NORMAN — With Oklahoma entering a third year of drought and water at a premium, “xeriscaping,” “rain barrels” and “gray water” are terms that have entered our everyday vocabulary.
Xeriscaping, or dry landscaping, reduces the need for irrigation through the use of a variety of factors, including drought-tolerant plants and mulch or rock.
The city of Norman recently updated the list of native and/or drought-tolerant plants recommended for commercial developers and residents landscaping their yards.
Parks Director Jud Foster said the city is working on an information pamphlet on drought-tolerant plants that will be made available to the public. The use of drought-tolerant and Oklahoma Proven species helps create sustainable landscapes with low water usage.
“We’re going to select plants that are either Oklahoma Proven or drought tolerant because they have a better chance of surviving in our climate,” Foster said. “There’s an Oklahoma Proven website of plants tested and proven to do well in our environment.”
A full list of drought-tolerant and Oklahoma Proven plants is available on the city’s website at ci.
norman.ok.us/utilities/water-conservation-information, along with other information on a greener Norman.
The list includes trees and shrubs as well as ornamental perennials.
The Oklahoma Proven list is available at oklahomaproven.org. Information also is available at the OSU County Extension Office at 615 E. Robinson St.
Many of the plants on the city’s list, such as Mexican Feather Grass and varieties of yucca, can be seen at the County Extension Center’s teaching garden at the Cleveland County Fairgrounds, 615 E. Robinson St
Other tips for successful plantings include using good soil with lots of organic matter. Some gardeners prefer using a blend designed for water conservation.

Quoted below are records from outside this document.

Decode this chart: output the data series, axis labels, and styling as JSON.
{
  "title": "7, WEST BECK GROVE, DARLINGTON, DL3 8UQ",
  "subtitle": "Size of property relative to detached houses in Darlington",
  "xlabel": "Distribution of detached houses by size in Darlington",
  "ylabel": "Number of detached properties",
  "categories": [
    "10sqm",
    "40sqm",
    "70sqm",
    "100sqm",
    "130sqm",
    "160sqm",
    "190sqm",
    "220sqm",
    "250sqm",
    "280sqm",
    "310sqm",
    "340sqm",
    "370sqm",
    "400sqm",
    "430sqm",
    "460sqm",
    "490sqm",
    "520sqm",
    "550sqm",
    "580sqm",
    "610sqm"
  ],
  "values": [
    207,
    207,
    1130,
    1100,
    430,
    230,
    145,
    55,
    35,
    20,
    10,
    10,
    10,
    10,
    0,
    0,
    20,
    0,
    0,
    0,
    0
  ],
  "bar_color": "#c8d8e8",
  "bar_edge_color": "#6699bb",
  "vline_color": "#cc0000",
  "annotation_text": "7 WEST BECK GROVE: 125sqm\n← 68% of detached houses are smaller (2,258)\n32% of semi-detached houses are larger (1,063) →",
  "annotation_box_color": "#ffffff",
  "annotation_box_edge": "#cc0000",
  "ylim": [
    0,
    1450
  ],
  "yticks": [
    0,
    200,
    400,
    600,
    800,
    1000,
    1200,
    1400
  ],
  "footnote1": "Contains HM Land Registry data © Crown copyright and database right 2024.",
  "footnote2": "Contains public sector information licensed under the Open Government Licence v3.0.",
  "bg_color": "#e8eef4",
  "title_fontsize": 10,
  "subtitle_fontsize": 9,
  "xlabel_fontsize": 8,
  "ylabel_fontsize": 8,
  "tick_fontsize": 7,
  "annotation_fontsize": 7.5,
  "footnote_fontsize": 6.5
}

Use drip irrigation rather than sprinklers to avoid losing water to evaporation. Water early in the morning or late at night to avoid evaporation loss and stress on the city’s water system during peak hours.
Watering less frequently but more deeply helps plants develop strong root systems. Young plants need more frequent watering than established plants.
Mulch to keep soil cool and lock moisture in. To mulch, put down shredded bark, leaves, fine gravel, small river rock or straw around plants. Using breathable landscape fabric under mulch also can help. The fabric lets water in but provides a protective barrier against invasive weeds.
When a plant is stressed from extreme heat or lack of water, do not fertilize it.
According to the Oklahoma Department of Environmental Quality, using native plants makes gardens more resistant to weed invasion. In addition to using less water, native plants tend to be pest-resistant and attractive to local birds and butterflies.
Planting a rain garden also can help prevent water pollution, according to the DEQ. Rain gardens are designed to collect and absorb runoff from hard surfaces like roofs during a rain. Using a rain barrel is another way to trap that water and save money while using free, captured water on gardens later.
Rain gardens are built to catch water coming out of downspouts. They also can prevent erosion caused by rushing water. A rain garden should drain away from your home’s foundation. Cleveland County Master Gardeners direct water from the downspout to plants by putting down plastic and covering it with softball-sized or larger river rocks. Some people run a plastic pipe underground to a rain garden.
DEQ recommends digging a hole about six inches deep at the potential rain garden site. Fill the hole with water. If the water takes more than 24 hours to soak in, the soil is not suitable for a rain garden.
Preventing runoff by using a rain garden or a rain barrel reduces pollution going into the Lake Thunderbird watershed and conserves water. While the city has hosted several rain barrel giveaways, you don’t have to wait to get a free rain barrel from the city. The city has a pamphlet available online at the website listed above that gives instructions on how to make your own.
A new city ordinance also allows Norman residents to use gray water for irrigation. Gray water is untreated household water from sources such as the washing machine or shower. The water must not be contaminated with toilet wastes. An estimated 32 percent of household wastewater can be reused for landscape watering, city sources say.
While retrofitting some older homes may be difficult or costly, new homes can easily be built to include pipes for gray water irrigation use.
Ongoing city projects focusing on Oklahoma Proven and drought-tolerant plants include Legacy Park, the Main Street Overpass landscaping project on the bridge deck and the Robinson Street project plant beds near the new overpass.
“None of these are being planted yet because of the drought,” Foster said.
The city is still in Stage 2 water conservation despite some relief brought from spring rains. Water conservation will likely remain an issue throughout the summer.